Kittens Goes To Heaven

A Letter to Khalil

You asked me this question when you turned ten years old and I thought I should post this in a blog maybe to remind you ten years later and after in moments where that same question would hunt you.

"Why did we end up with Erika?" or "Why is Erika autistic?"

Both are difficult questions and both may never have answers at all.  We can look at them differently though and it has something to do with kittens.

Do you remember those days when you first asked for a pet?  After the faux pas of fishing out a Tilapia (which you thought was intended to be a pet not lunch), you started asking for a cat.

Well, having had 27 cats at one time, that idea was something that was well thought of; I did grow up in a big compound where the backyard had an improvised baseball/softball field combined with a kidney shaped pool where we can happily co-exist with 27 cats without having to worry about toilet training them.  We now live in a townhouse complex with a narrow concrete driveway and puny flower boxes that raising a cat was really something to think about.

So it was decided you can have a cat and now came the question of where to find one.  That was relatively easy since your lola and this habit of rescuing kittens off the street (where do you think most of those 27 cats came from?).  So it was only a matter of time that we would find one and rescue it from becoming road kill.  There were three occasions where we stopped traffic to pick up a kitten and bring it home before you eventually ended up with Kiara.

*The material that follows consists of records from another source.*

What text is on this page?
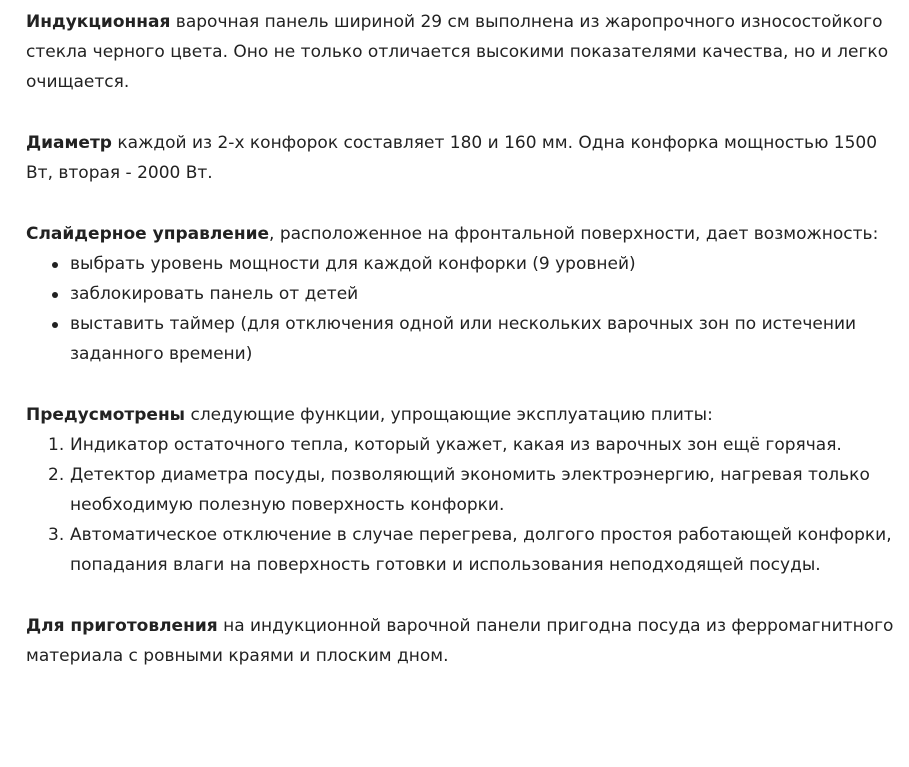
Индукционная варочная панель шириной 29 см выполнена из жаропрочного износостойкого стекла черного цвета. Оно не только отличается высокими показателями качества, но и легко очищается.

Диаметр каждой из 2-х конфорок составляет 180 и 160 мм. Одна конфорка мощностью 1500 Вт, вторая - 2000 Вт.

Слайдерное управление, расположенное на фронтальной поверхности, дает возможность:

выбрать уровень мощности для каждой конфорки (9 уровней)
заблокировать панель от детей
выставить таймер (для отключения одной или нескольких варочных зон по истечении заданного времени)

Предусмотрены следующие функции, упрощающие эксплуатацию плиты:

1. Индикатор остаточного тепла, который укажет, какая из варочных зон ещё горячая.
2. Детектор диаметра посуды, позволяющий экономить электроэнергию, нагревая только необходимую полезную поверхность конфорки.
3. Автоматическое отключение в случае перегрева, долгого простоя работающей конфорки, попадания влаги на поверхность готовки и использования неподходящей посуды.

Для приготовления на индукционной варочной панели пригодна посуда из ферромагнитного материала с ровными краями и плоским дном.
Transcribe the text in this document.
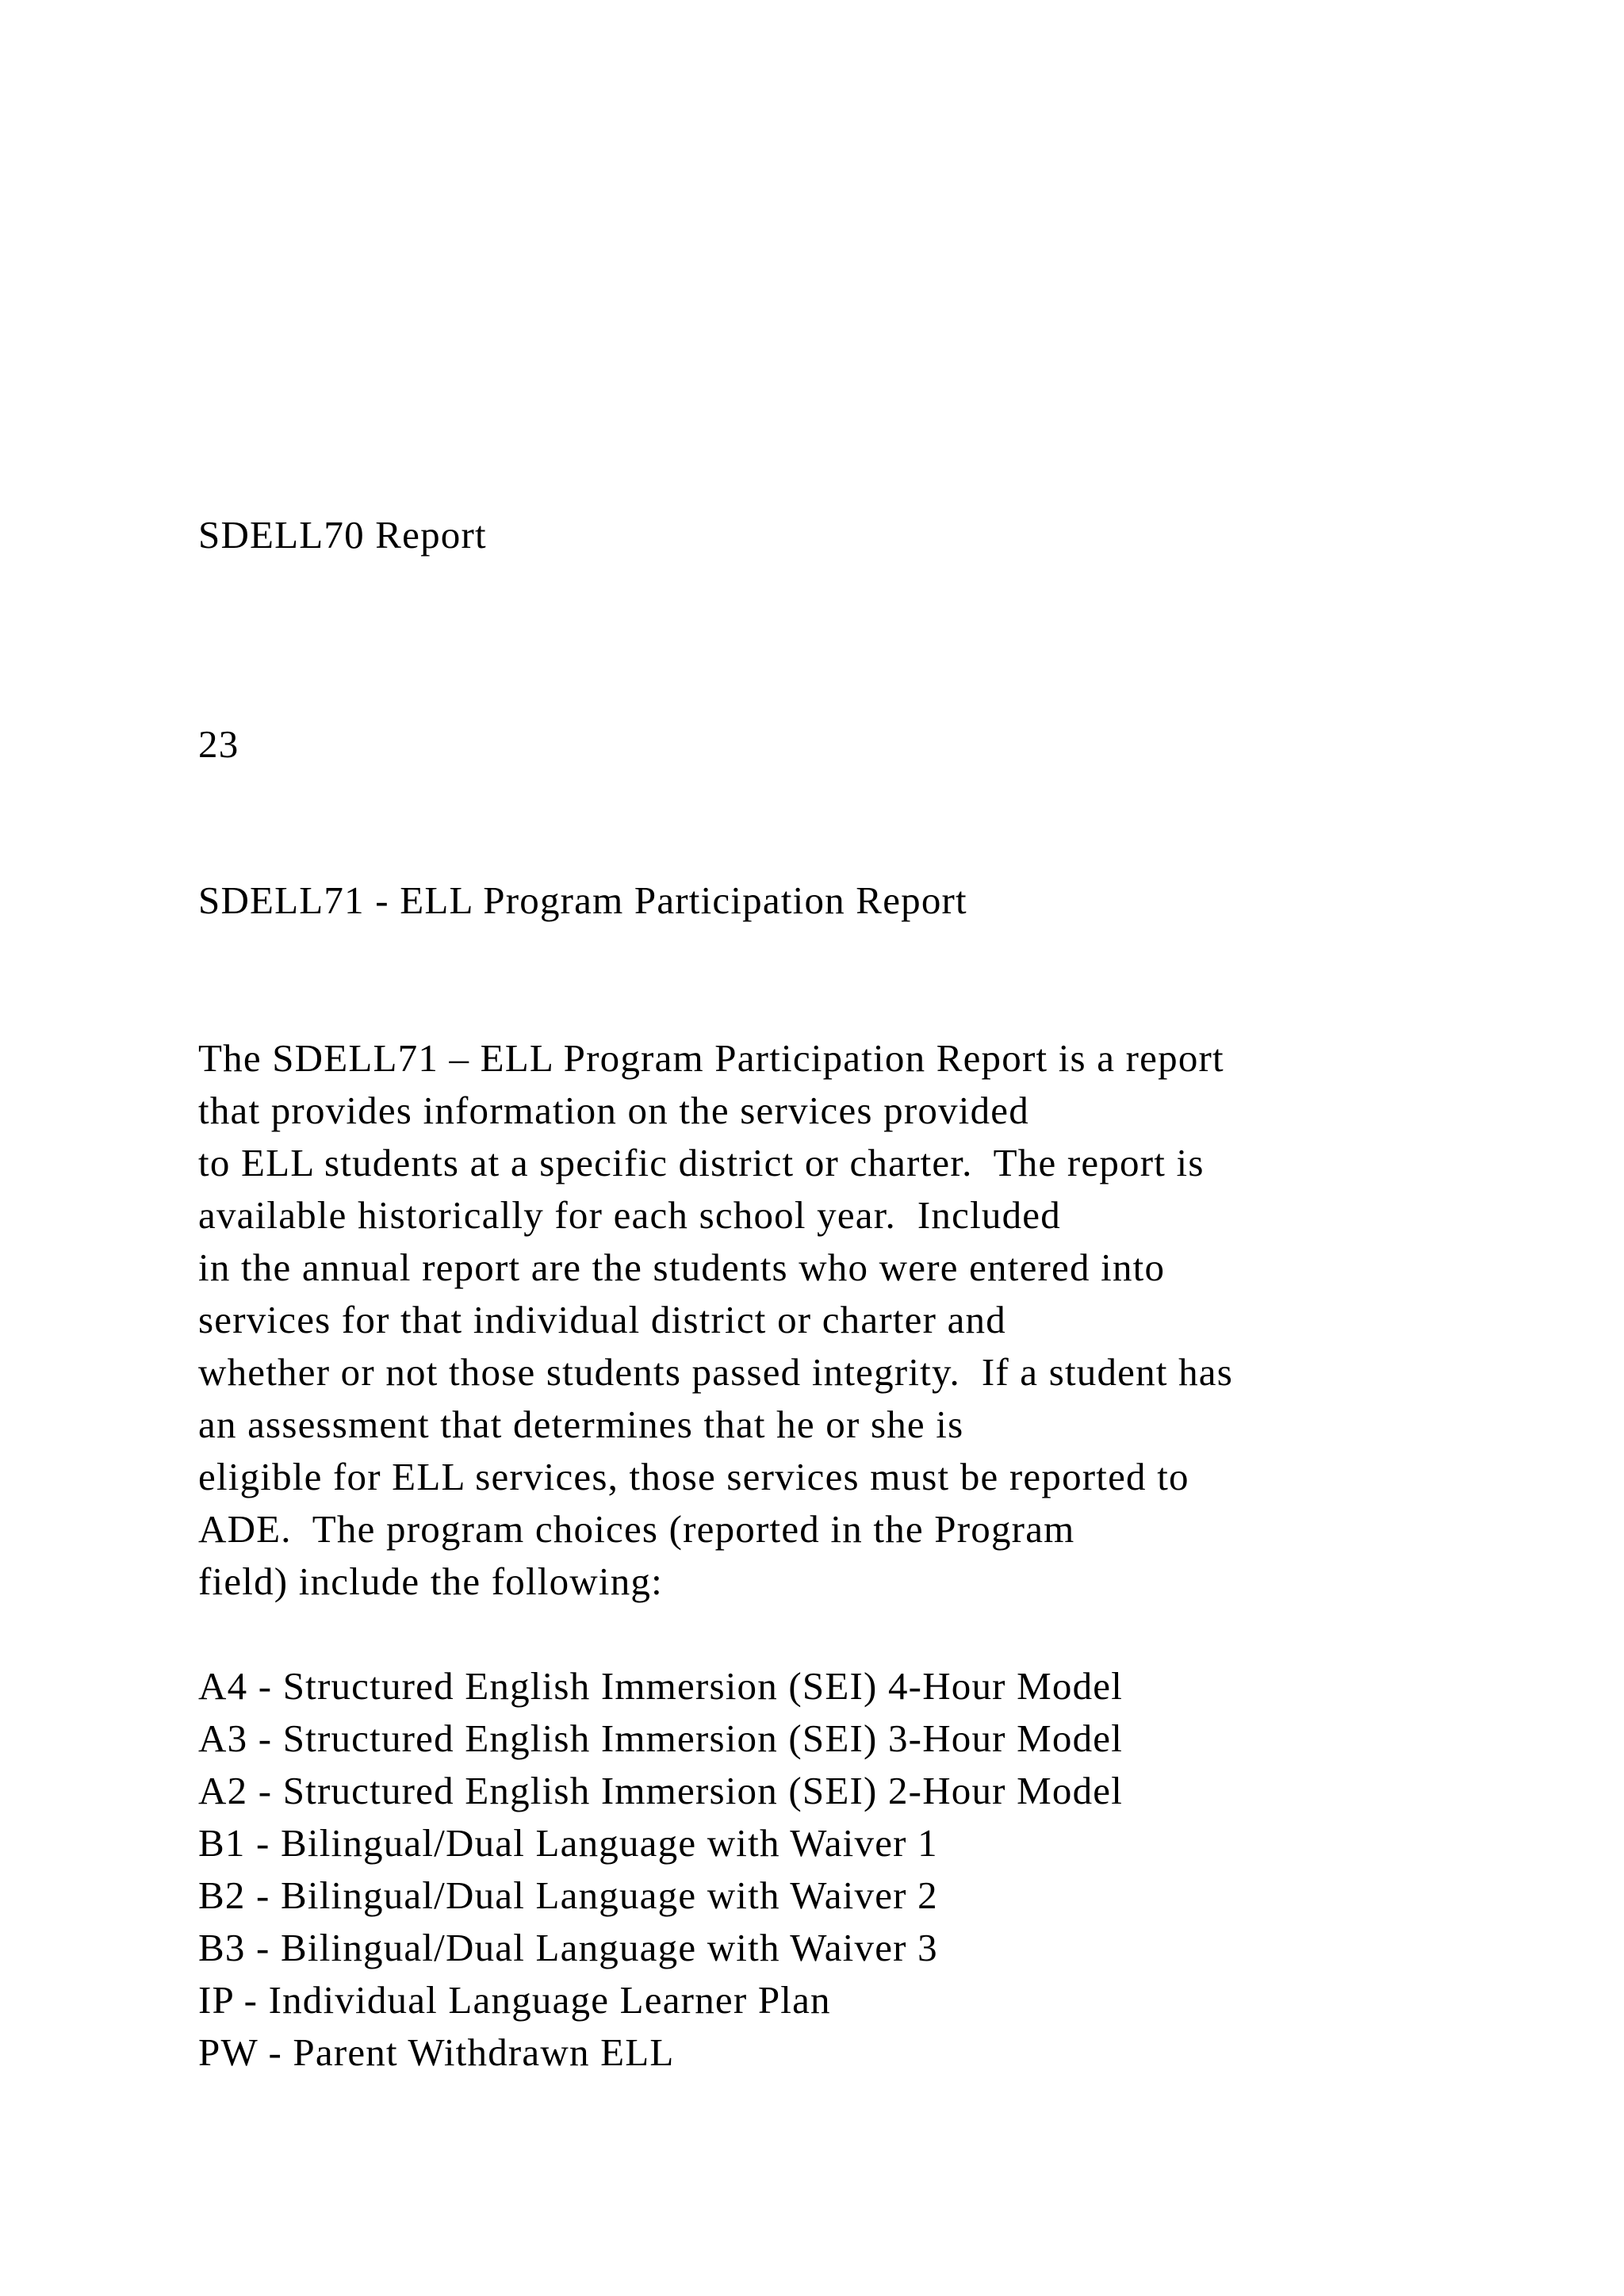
SDELL70 Report

23

SDELL71 - ELL Program Participation Report

The SDELL71 – ELL Program Participation Report is a report

that provides information on the services provided

to ELL students at a specific district or charter.  The report is

available historically for each school year.  Included

in the annual report are the students who were entered into

services for that individual district or charter and

whether or not those students passed integrity.  If a student has

an assessment that determines that he or she is

eligible for ELL services, those services must be reported to

ADE.  The program choices (reported in the Program

field) include the following:

A4 - Structured English Immersion (SEI) 4-Hour Model

A3 - Structured English Immersion (SEI) 3-Hour Model

A2 - Structured English Immersion (SEI) 2-Hour Model

B1 - Bilingual/Dual Language with Waiver 1

B2 - Bilingual/Dual Language with Waiver 2

B3 - Bilingual/Dual Language with Waiver 3

IP - Individual Language Learner Plan

PW - Parent Withdrawn ELL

It was a routine for stray kittens to be given a bath the moment they were brought homeas in a dunk in warm water and shampooed then hung up in an old sock to dry (yeah...cats can be taught not to be afraid of water).  That routine does two things to the kitten: the first thing is it cleans them up—like we do not know where they came fromand, secondly, it reveals whatever diseases or "defects" they may have.  The bath uncovers scars or open wounds and even swelling.  Sometimes a dirt may actually be a scab that when washed off opens up the wound again.  That second step may actually kill the cat: if the cat is diseased, the bath may substantially weaken the kitten and it dies as a result of it.  More than once, a trip to the vet resulted only in "there is nothing more that we can do".  Painful and cruel as it may appear, the bath is a test if we picked up a healthy cat or not—but come to think of it, that kitten would probably die anyway, if not by the disease it already had but also by being a potential road kill.

So you asked, "why did the kittens have to die?"  Or, later, you asked that question reflectively, "why did it have to come into our lives and then die?"  The thing is, it has nothing to do with it coming into our lives to make us happy by being our cute snugly pet.  It is all about to do with us rescuing it to be loved and cared for in its last days.  The cats were not meant to make us happy, we were to make it happy until it died.  It is not about us—it is all about the kittens.

In this broken world, somehow someone somewhere will be born with a disability of whatever form.  Fate decided that one girl be born with such a disability but somehow God made it sure that she be born in a family that would love and care for her—and that girl is your sister, Erika.  She is not here to care for us and make us happy, but she was given to us so we can care for her and make her happy.